デジタルシティ化政策を進めるアムステルダム市では、現在のコロナによる社会の大きな変化から、より多くのクリエイターによるデジタル・イノベーションが進むと期待をかけています。

アムステルダムでは市民の声を反映して議論やレクチャーなどが行われるPakhuis de Zwijgerという施設がありますが、コロナ下での街の文化政策やアート団体、タクシーからジャーナリズムまで、様々な興味深いディベートなどがオンラインで頻繁に配信されています。街の皆が家にいながらも、いろんな業界の市民の状況をシェアできる、素晴らしい機会を提供しており、今後もこのあたりはアフターコロナでも技術やサービスが発展していきそうですね。

アーティストの国際的な活動も支援

外国人が多く住むオランダではクリエイターの国際的な活躍を支援する機関も存在します。DutchCultureではヘルプデスクを設置し、ここでは彼らが支援するプログラム進行中の各国での状況、その国での文化支援についてもまとめています。担当者の連絡先まであり、素晴らしい。

オンラインでサクサク申請、なのにいい感じに個人的

このような支援の申請などは、日本では色々役所に行ったりや申請書類を投函したり・・などがまだまだ多いかもしれません。

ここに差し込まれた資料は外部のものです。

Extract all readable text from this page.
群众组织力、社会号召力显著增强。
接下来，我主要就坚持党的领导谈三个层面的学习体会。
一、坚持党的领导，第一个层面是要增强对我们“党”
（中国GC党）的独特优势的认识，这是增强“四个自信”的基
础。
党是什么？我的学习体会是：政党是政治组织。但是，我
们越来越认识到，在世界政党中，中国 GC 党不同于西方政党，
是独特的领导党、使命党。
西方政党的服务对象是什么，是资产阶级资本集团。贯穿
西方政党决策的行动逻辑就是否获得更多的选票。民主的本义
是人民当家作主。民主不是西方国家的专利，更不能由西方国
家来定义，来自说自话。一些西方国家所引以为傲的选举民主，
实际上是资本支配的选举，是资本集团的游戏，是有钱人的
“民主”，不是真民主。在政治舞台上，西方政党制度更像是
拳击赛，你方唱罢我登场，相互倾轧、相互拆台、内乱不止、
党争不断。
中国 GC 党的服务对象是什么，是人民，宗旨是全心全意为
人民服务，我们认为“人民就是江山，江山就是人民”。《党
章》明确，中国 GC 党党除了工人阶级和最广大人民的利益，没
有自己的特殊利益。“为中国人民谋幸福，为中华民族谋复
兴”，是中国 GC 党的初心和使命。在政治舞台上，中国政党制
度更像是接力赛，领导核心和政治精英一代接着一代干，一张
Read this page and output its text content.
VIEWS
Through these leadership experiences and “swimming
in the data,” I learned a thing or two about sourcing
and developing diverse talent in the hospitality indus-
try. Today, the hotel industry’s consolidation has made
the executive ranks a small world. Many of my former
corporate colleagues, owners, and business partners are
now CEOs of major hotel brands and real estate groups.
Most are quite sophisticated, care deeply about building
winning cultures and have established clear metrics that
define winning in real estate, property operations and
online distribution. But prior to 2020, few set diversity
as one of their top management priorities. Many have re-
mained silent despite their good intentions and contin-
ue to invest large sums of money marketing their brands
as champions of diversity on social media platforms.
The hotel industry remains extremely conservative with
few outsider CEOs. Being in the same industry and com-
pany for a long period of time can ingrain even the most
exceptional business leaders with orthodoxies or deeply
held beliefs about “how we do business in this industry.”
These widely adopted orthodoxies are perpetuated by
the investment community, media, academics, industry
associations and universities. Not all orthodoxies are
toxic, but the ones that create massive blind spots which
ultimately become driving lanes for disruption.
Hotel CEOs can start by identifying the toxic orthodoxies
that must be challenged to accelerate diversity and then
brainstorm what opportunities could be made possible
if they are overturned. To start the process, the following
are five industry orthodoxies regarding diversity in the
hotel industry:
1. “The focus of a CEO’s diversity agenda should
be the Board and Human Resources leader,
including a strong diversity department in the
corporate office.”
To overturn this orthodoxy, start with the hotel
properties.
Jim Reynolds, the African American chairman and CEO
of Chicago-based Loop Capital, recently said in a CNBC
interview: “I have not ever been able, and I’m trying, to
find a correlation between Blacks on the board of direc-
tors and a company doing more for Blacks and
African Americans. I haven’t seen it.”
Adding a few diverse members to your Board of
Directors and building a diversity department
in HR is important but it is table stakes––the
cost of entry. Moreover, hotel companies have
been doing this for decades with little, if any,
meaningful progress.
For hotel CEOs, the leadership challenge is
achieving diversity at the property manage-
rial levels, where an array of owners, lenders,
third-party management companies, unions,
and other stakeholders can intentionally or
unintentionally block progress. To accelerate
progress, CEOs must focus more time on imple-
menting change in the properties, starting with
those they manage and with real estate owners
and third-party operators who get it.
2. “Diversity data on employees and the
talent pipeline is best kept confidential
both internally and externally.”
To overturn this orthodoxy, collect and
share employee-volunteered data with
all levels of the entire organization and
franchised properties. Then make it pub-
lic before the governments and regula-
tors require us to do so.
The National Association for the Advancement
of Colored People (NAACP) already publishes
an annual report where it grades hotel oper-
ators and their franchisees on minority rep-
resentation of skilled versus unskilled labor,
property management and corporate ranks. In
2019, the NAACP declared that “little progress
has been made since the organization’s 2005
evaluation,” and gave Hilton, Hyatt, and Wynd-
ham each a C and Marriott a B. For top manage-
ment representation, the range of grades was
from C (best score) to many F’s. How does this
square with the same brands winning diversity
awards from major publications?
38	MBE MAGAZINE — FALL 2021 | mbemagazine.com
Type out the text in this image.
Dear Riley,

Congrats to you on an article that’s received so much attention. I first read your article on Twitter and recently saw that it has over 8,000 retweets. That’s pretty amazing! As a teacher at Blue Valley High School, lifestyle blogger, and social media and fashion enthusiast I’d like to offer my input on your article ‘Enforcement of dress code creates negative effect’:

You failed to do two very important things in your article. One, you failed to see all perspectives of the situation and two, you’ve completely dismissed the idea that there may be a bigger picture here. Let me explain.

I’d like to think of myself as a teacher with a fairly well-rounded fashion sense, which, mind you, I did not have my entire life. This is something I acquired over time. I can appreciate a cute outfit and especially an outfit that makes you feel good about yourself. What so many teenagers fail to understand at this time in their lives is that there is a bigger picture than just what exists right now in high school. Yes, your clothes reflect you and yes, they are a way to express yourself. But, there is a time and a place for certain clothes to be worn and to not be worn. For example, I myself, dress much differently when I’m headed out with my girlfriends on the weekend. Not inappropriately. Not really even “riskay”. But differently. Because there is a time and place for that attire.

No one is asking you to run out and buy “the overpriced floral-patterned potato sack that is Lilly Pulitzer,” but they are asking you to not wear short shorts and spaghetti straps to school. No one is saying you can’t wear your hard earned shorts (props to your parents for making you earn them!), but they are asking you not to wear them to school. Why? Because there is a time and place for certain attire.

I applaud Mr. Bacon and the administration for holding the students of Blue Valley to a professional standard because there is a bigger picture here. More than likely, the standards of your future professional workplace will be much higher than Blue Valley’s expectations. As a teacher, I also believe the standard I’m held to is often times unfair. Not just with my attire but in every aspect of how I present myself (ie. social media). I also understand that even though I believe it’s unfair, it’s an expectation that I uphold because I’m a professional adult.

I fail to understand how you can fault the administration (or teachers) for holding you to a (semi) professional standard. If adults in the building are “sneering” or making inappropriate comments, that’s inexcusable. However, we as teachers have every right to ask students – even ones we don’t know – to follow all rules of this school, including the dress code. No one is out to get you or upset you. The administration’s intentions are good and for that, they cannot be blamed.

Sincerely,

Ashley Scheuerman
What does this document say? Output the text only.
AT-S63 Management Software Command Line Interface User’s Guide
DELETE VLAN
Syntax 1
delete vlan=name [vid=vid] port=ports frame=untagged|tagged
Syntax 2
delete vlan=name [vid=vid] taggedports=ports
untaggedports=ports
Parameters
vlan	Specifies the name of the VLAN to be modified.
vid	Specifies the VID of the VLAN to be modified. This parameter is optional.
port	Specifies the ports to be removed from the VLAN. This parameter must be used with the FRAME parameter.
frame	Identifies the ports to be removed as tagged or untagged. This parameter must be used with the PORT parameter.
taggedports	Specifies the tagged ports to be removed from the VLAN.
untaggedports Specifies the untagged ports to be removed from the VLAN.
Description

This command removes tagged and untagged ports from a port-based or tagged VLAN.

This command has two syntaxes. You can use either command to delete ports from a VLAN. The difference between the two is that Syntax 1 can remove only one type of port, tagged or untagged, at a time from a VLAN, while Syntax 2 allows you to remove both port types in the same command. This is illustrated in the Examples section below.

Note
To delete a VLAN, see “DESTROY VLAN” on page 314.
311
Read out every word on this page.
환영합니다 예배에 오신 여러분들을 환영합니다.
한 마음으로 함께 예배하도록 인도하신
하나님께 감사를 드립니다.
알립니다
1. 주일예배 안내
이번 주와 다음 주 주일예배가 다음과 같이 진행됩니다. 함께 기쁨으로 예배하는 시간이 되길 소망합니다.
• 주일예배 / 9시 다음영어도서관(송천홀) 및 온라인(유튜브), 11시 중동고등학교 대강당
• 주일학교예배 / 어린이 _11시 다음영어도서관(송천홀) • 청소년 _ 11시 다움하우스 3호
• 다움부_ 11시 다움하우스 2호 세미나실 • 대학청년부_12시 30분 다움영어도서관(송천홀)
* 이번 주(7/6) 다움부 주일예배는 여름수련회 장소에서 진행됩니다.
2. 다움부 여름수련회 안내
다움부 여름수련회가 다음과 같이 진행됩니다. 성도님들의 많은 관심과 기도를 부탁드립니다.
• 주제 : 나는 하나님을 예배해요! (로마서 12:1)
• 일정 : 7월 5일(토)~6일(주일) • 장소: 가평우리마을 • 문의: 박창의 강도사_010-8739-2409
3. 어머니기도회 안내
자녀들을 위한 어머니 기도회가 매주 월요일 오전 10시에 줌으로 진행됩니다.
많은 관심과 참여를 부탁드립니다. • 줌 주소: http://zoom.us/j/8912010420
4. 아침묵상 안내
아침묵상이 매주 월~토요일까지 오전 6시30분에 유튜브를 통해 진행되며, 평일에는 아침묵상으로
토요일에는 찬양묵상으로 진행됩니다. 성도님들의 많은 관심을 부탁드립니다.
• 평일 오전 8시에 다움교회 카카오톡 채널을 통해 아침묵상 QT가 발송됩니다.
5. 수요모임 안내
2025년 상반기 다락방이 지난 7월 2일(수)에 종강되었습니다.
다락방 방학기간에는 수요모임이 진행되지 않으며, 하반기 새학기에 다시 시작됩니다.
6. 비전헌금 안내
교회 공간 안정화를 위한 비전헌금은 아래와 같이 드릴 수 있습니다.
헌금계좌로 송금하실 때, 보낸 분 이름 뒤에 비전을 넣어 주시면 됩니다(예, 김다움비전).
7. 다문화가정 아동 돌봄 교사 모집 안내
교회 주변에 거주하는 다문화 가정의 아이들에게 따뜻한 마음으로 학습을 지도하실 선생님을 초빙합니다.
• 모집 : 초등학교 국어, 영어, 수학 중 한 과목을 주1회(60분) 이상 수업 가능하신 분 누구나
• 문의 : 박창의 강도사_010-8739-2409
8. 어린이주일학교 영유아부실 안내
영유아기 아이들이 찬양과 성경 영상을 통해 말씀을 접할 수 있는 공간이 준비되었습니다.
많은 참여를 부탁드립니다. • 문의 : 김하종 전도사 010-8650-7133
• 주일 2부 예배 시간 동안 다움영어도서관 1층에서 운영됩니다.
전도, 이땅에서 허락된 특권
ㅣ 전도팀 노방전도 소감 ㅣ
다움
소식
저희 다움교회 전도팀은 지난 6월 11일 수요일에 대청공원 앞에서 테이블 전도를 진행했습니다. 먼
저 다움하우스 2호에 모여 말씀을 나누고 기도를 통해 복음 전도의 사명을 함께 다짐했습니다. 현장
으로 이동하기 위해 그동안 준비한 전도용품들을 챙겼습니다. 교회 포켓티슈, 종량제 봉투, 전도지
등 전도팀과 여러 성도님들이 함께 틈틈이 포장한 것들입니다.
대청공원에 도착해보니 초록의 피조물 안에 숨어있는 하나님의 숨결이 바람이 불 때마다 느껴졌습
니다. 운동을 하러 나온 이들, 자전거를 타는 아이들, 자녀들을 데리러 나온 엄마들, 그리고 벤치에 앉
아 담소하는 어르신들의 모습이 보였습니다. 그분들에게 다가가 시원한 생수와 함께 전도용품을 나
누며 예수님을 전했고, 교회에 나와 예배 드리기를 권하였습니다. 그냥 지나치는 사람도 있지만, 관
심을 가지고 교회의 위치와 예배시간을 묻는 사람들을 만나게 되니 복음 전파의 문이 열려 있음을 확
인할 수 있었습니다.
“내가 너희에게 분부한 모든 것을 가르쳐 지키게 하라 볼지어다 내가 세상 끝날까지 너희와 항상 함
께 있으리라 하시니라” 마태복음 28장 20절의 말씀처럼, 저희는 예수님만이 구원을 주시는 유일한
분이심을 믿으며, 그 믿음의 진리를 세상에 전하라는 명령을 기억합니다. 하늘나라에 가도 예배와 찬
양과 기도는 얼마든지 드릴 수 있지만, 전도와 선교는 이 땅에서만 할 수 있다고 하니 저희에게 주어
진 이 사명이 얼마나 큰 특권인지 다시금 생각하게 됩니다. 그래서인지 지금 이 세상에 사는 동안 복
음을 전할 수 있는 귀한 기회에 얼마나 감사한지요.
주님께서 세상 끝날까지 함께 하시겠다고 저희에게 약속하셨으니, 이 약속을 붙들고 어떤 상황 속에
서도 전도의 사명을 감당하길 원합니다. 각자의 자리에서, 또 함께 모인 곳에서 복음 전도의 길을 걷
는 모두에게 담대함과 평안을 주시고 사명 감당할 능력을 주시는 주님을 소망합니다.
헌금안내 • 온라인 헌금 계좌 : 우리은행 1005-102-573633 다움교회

オランダでは全てがオンライン。経済支援申請も5分間で記入完了できるほどでした。申請や役所の手続きなど、オランダは大体のことがネットでできるので、これはコロナの時代に大変安心だと感じました。

文化助成では、行き届いた申請条件などの資料がオンラインで完全に閲覧でき、しかも各助成項目ごとに担当者に連絡まで可能です。オンライン上の情報は素敵にデザインされ非常にわかりやすく行き届いているし、日々の状況のアップデートもまめに行われ、国の文化助成団体のクリエイターへのサポートの気持ちを感じるものです。

なぜ欧州は文化支援が厚いのか

長くなってきたので次回はここに関して書きたいと思っています!

*オランダではコロナウィルスによる「インテリジェント・ロックダウン」という対策をとっています。これはフランスやイギリスなどと違い、完全なロックダウンではなく、リモートワーク推奨、できるだけ外出しない、学校は閉鎖、飲食・ホテル、イベントの禁止、ミュージアムも閉館というものです。日本の対策と似ています。この対策開始後から早い段階で経済支援もスタートしています。